You\’ll recall that Northern Rock and various subsequent problems in the mortgage market were driven by first the expansion, then contraction, of securitisation of mortgages?

The bank issues the loan, bundles a number of together as a pool and flogs off the pool as a bond issue, thus getting the money back to start all over again?

So Our Wee Wully has a bright idea about how to deal with the subsequent problems. Let\’s get the securitisation machine running again!

Yes, like the US has Freddie Mac and Fannie Mae, we should have a Gordon Mac. A private sector company (for both FMs are such) with no direct government guarantee (which neither FM has) should be set up to buy all those pesky mortgages and securitise them and syndicate them.

Then everything will be lovely and there\’ll be a pony in every pot!

Can\’t help thinking that there might be something a little wrong with this plan you know.

 

6 thoughts on “Our Will Today”

  1. Are you saying that FMs have no implicit government guarantee?

    I wouldn’t be too criticial of securitisation actually, it’s been very effective in many areas.

    Tim adds: There’s an assumption that the market thinks that’s there’s a guarantee….but that’s as far as it goes. And of course I think that securitisation was fabulous: it did exactly what it said on the tin, spread the risks. But it’s Will who lambastes the likes of Northern Rock for their securitisation programs….

  2. I think if Bear Stearns can get a governmetn guarantee then the two FMs would.

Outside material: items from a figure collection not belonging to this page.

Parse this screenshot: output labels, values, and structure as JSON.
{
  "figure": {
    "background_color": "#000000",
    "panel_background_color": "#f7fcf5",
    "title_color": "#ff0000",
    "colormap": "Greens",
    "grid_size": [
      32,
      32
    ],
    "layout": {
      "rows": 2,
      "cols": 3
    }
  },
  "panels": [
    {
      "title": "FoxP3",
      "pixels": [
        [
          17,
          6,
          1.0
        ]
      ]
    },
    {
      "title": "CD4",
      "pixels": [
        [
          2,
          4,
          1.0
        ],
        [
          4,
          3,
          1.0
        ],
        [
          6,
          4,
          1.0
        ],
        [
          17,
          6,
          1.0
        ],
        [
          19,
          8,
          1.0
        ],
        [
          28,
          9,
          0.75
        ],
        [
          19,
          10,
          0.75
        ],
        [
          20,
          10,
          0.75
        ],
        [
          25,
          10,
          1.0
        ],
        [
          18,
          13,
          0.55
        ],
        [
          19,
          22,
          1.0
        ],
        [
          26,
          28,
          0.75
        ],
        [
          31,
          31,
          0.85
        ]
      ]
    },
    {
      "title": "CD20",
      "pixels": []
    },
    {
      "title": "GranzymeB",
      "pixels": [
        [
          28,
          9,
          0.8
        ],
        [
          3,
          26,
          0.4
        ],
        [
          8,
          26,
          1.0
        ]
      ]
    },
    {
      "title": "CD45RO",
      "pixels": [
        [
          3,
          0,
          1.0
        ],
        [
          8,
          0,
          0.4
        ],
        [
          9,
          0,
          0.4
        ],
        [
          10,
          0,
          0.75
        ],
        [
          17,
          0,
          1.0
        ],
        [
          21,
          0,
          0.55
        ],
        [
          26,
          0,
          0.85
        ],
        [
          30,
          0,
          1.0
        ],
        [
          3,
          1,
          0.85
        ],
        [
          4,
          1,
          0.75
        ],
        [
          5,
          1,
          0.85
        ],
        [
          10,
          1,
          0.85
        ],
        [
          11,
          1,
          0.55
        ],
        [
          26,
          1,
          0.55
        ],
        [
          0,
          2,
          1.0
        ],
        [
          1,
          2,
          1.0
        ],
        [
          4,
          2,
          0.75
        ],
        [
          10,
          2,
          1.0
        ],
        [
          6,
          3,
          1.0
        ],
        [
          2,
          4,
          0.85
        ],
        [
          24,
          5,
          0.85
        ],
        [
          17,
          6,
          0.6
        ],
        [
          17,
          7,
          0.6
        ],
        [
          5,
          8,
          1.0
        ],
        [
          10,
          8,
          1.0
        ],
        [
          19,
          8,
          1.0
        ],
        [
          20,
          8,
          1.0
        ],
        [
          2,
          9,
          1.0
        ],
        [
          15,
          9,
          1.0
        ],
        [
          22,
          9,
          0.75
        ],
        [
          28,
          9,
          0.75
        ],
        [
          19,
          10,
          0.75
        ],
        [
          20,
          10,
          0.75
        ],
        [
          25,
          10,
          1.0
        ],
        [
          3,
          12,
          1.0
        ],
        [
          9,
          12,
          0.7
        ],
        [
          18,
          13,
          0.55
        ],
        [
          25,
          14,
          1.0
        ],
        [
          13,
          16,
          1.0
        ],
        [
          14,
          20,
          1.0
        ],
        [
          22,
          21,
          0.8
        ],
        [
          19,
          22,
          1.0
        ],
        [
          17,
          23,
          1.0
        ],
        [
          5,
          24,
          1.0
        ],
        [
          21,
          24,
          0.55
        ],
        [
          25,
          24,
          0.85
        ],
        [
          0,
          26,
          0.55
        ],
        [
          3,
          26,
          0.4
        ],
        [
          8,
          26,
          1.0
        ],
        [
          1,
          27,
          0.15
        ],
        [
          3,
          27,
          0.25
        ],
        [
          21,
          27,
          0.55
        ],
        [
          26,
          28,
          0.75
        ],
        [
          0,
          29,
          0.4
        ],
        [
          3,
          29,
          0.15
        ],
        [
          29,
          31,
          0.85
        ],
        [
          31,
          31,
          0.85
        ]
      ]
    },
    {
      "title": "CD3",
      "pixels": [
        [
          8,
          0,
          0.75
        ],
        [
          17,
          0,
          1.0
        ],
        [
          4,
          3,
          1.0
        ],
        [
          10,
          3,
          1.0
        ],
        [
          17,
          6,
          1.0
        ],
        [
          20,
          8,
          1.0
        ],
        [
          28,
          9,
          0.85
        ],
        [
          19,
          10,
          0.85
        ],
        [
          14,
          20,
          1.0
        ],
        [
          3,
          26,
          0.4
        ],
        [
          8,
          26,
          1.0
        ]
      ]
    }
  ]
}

    Surely also Northern Rock’s securitisation programme is worth criticising – they did effectively go bankrupt.

  3. The problem is not the securitization – the problem is that the UK government refused to let Northern Rock go insolvent and reorganize itself or sell itself off.

    Instead, huge amounts of taxpayers money was poured into Northern Rock to shore up its credit rating – and for no good effect.

    If there were a Gordon Mac (and I think there should be two or three) then it would probably be a good thing provided that the UK government resist the temptation to control the secondary market in order to postpone the inevitable – the popping of the housing bubble.

  4. “provided that the UK government resist the temptation…”: not what they’re famous for, resisting temptation.

  5. The problems you discuss are recurring; moreover, there seems (though I cannot pretend to know) to be a tendency for them to be bigger and with more pervasive effects.

    But none of the preceding commenters “get it right.” Each may have an accurate analysis of a certain part of the problem but fail to see that it’s not at all a single problem or even a single set of problems.

    Take the matter of “securitization,” for instance. What is implied is that there exists a reserve fund based partly on anticipated magnitude of exposure and partly an estimate of the likelihood of occurence of such untoward event. But, in such schemes, class probability mathematics–on which the insurance concept is based–is no use, except insofar as is concerned selling the project to predatory ignorami (experts and politicians) and, later, to the same ignorami as exculpation post-failure to the other– prey– ignorami ( public and taxpayers).

    The term in Economics (and more common lately in general use) for the occurrence is “moral hazard.” Most of you are familiar with its definition–at least to a degree similar to the excellent treatment on Wikipedia. But what Wikipedia does not treat is that the root of the “hazard” lies not in immorality (nor does Wiki maintain so) but is an inescapable facet of 1.) being human; and, 2.) being in a position to affect–or believe you can affect–the numerical data on which others have already acted or are liable to act in the future.

    The core of all the tremors, the instability underlying each quake, and the root to which even a civilization-destroying final cataclysm must ultimately trace is a single one: the concept of a quantity-controlled, fractionally-backed, legal-tender status-enhanced medium of exchange.